There they “can get the clinical data that (they need) to show safety and efficacy of his product” prior to U.S. Food and Drug Administration approval.
Joseph said that practice of going international for initial trials has become more common in medicine, particularly as costs have risen and budgets have become tighter.
It’s no longer enough to show a new treatment will work or improve patient health, he said. Researchers must show their ideas will reduce healthcare costs, too.
With 6 million U.S. ICU patients annually and 80,000 intensive-care hospital beds throughout the country, Dr. DeJournett believes the potential for savings is vast.
“This could double profit margins of ICUs,” where hospitals generate about 15 percent of their revenue, he said.
Dr. DeJournett projects the artificial pancreas would yield a net savings of $1,500 per patient. Plus, fewer complications would occur and hospital ICU stays could drop to an average of three days from an average of four days, he said.
It costs $2,000 to $3,000 per day to stay at a hospital, Dr. DeJournett said.
Joseph, the Philadelphia-based artificial-pancreas expert, agrees.
“I’m a firm believer that, yes, an artificial pancreas will reduce costs, but a study hasn’t been done,” Joseph said. “You need to prove it in a trial.”
Arriving at the hospital
Dr. DeJournett said the earliest his technology could be on the market would be three years. A large-scale human trial must be done to gain FDA approval, and a company must agree to manufacture the artificial pancreas.

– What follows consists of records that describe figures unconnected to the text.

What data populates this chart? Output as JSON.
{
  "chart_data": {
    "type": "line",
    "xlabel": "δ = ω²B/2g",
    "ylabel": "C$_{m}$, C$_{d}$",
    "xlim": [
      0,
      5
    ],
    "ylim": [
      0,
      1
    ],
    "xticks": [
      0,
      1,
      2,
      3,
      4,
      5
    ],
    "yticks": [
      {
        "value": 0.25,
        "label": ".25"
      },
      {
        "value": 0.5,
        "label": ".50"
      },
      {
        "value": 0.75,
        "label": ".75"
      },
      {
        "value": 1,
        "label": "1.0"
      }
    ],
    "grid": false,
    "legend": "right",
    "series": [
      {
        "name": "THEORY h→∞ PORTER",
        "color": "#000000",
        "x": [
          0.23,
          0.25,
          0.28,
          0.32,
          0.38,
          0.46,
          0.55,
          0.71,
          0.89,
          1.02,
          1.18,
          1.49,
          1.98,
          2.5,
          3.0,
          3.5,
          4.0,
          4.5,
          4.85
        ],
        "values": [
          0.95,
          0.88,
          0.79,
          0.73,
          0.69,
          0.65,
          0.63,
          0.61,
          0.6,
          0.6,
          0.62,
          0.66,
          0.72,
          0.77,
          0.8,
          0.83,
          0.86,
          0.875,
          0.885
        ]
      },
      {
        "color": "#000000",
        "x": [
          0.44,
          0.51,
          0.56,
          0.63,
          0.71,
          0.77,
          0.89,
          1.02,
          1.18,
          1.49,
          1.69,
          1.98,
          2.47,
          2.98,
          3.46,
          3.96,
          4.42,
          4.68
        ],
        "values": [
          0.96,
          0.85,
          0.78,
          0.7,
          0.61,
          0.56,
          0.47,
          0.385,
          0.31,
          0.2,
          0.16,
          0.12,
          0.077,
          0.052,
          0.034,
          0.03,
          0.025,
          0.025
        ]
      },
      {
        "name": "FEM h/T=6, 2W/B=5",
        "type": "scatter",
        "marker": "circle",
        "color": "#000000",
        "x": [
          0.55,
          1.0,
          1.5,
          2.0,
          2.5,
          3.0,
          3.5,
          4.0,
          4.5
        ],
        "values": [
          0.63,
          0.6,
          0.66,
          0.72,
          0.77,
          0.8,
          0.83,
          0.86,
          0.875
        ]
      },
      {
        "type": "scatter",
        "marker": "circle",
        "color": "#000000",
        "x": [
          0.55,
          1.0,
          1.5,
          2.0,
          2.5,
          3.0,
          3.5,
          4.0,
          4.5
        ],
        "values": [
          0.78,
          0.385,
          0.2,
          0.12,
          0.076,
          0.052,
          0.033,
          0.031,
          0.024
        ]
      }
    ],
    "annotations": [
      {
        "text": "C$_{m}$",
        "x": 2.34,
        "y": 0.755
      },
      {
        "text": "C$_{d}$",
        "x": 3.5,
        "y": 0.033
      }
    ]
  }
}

That work could cost about $60 million, Dr. DeJournett said.
Other companies also are working on this technology, Joseph said.
So, there’s no guarantee the DeJournetts would be first.
A 2001 study of glucose control in critically ill patients brought the issue to fore of the general medical community, Jeremy DeJournett said.
“It’s essentially been a race since then,” Dr. DeJournett said.